Bu bentle birlikte aynı sayfadaki dipnotta ise; “Bu bentte yer alan uyuşmazlık giderilme yöntemi bazı devletlerde ulusal hukuk, politik ve idari nedenlerle uygulanamayabilir. Ayrıca bazı devletler, bu bendi içeren anlaşmaları belirli devletlerle yapmak isteyebilirler. Bu nedenlerle, bu paragraf sadece her bir devletin Anlaşmanın Yorumundaki 47. paragrafa yer alan unsurlar üzerinde mutabık oldukları Anlaşmalarda yer almalıdır. Yorumun 54. paragrafında ifade edildiği gibi, devletler, anlaşmazlık konusu hakkında devletlerden birinde yerel mahkemece veya komisyonca daha önceden bir karar alınmışsa, anlaşmazlık konusu tahkime sevk edilemez şeklindeki hükmü anlaşmaları halinde fıkradan çıkarabilirler.” Şeklinde bir açıklama bulunmaktadır.


OECD ülkelerinde tahkimle ilgili çalışmaların yoğunlaşmasına kadar geçen zamanda tahkime karşı duruşlar, vergilendirme yetkisinin kaybedilmemesi ve tahkime gerçekten gerek olmadığı düşüncelerine dayanmaktaydı. Vergilendirme yetkisiyle ilgili düşünce, bu yetkinin ulusal egemenliğin temel değeri olmasından hareketle ne uluslararası ne de özel kuramlara devredilemeyeceğini öne sürer. Bununla birlikte, ticari tahkimle ilgili benzer yaklaşımlar da geçmişte ifade edilmiştir. Tahkime gerek olmadığı düşüncesi ise vergi anlaşmalarına eklenecek tahkim hükümlerinin söz konusu anlaşmaları karmaşık hale getireceği endişesine dayanmaktadır. Buna göre, çözümlenmemiş uyuşmazlıklar anlaşmaların daha karmaşık hale getirilmesi için yeterli bir neden değildir.


Tahkim Anlaşmasının Kapsamı


Kişi Bakımından


Yukarıdaki madde metini değerlendirildiğinde, 5. Fıkranın (a) bendi kapsamında yine aynı maddenin 1. Fıkrasına atıfta bulunduğu görülmektedir. Buna göre şayet vergi uyuşmazlığında hakkı haleldar edilen ve/veya haleldar edilme ihtimali olan kişiye tanınmış bir haktan söz etmek doğru olacaktır. Zira ilgili maddenin birinci fıkrasındaki “Bir kişi, Akit devletlerden birinin veya her ikisinin işlemlerinin kendisi için bu anlaşma hükümlerine uygun düşmeyen bir vergilendirme yarattığı veya yaratacağı kanaatine vardığında ... yetkili makamına arz edebilir” denmek suretiyle, tahkime başvuruyu kişi bakımından belirlemiştir.
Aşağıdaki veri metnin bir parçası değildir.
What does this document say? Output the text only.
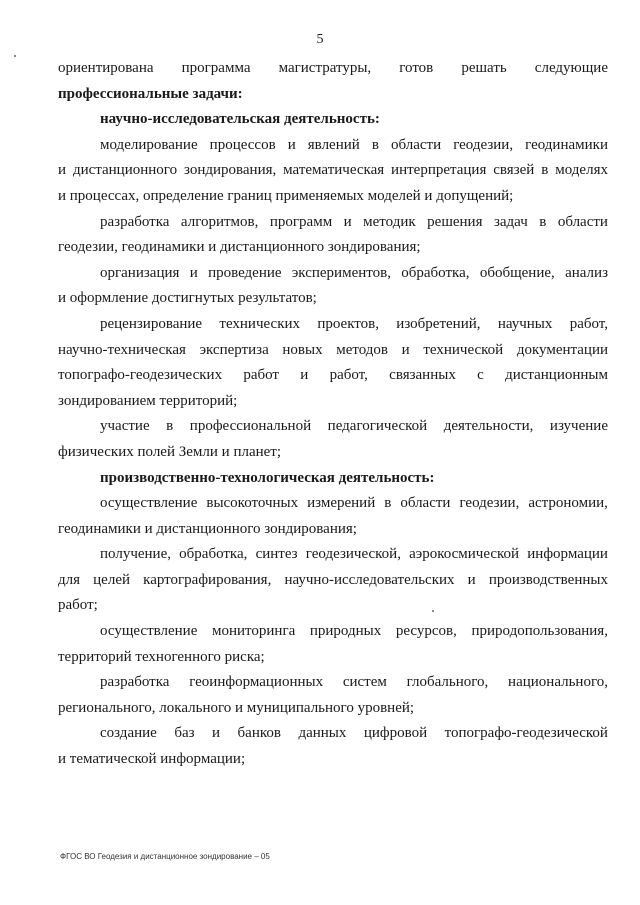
5
ориентирована программа магистратуры, готов решать следующие
профессиональные задачи:
научно-исследовательская деятельность:
моделирование процессов и явлений в области геодезии, геодинамики
и дистанционного зондирования, математическая интерпретация связей в моделях
и процессах, определение границ применяемых моделей и допущений;
разработка алгоритмов, программ и методик решения задач в области
геодезии, геодинамики и дистанционного зондирования;
организация и проведение экспериментов, обработка, обобщение, анализ
и оформление достигнутых результатов;
рецензирование технических проектов, изобретений, научных работ,
научно-техническая экспертиза новых методов и технической документации
топографо-геодезических работ и работ, связанных с дистанционным
зондированием территорий;
участие в профессиональной педагогической деятельности, изучение
физических полей Земли и планет;
производственно-технологическая деятельность:
осуществление высокоточных измерений в области геодезии, астрономии,
геодинамики и дистанционного зондирования;
получение, обработка, синтез геодезической, аэрокосмической информации
для целей картографирования, научно-исследовательских и производственных
работ;
осуществление мониторинга природных ресурсов, природопользования,
территорий техногенного риска;
разработка геоинформационных систем глобального, национального,
регионального, локального и муниципального уровней;
создание баз и банков данных цифровой топографо-геодезической
и тематической информации;
ФГОС ВО Геодезия и дистанционное зондирование – 05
Buna göre özetle, akit devletlerden her ikisi bakımından mükellef sayılan ve çifte vergilendirmeye tabi tutulan veya tutulma ihtimali bulunan kişi tahkim süreçleri bakımından kişi unsurunu ortaya koymaktadır.


Konu Bakımından


Tahkimin konusu bakımından genel bir değerlendirme yapıldığı zaman model anlaşmadaki tüm vergi konularının bu kapsamda olduğu açıktır. Ancak dikkat edilmesi gereken bir diğer husus akit devletlerin model anlaşmanın bazı maddelerini kendi anlaşmalarının kapsamına alıp almadığı hususudur. Böyle bir durumda tahkimin konusu bakımından akit devletlerin imzaladıkları uluslararası anlaşma metnindeki vergi konularını belirleyerek olayı çözümlemek gerekecektir.


Taraflar Bakımından


Taraflar bakımından konu değerlendirildiğinde, şüphesiz akit devletler ile çifte vergilendirme bakımından vergilendirilen kişinin tahkimin tarafı olacağı açıktır.
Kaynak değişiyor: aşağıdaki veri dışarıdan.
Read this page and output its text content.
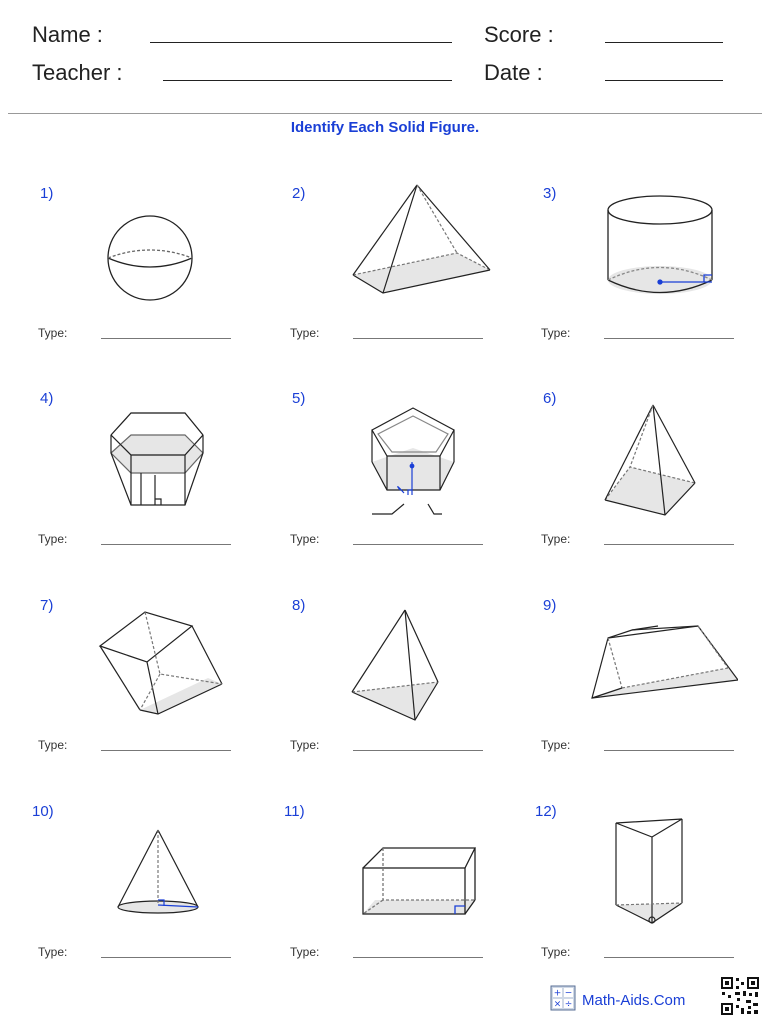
Name :	Score :
Teacher :	Date :
Identify Each Solid Figure.
1)	2)	3)
Type:	Type:	Type:
4)	5)	6)
Type:	Type:	Type:
7)	8)	9)
Type:	Type:	Type:
10)	11)	12)
Type:	Type:	Type:
+ −
× ÷ Math-Aids.Com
Tahkim Şartı Kapsamında Uyuşmazlıkların Giderilme Süreci


OECD Model kuralları çerçevesinde tahkim sürecine geçilebilmesi için bir takım ön koşulların yerine getirilmesi şartı aranmıştır. Buna göre çifte vergilendirme işlemine tabi tutulduğunu iddia eden mükellef; öncelikle akit devletlerden biri veya her ikisi tarafından gerçekleştirilen vergilendirme işleminin anlaşmaya aykırı olduğunu mukimi bulunduğu akit devletin yetkili makamına bildirmesi gerekmektedir. Bu aşamadan sonra diğer akit devletin yapılan itirazdan haberdar edilmesi üzerine 2 yıl içinde akit devletler KAU yoluyla uyuşmazlık konusu vergilendirme ile ilgili bir karara varamaz iseler vergilendirme işleminin muhatabı tahkim yoluna başvurma hakkın sahip olacaktır.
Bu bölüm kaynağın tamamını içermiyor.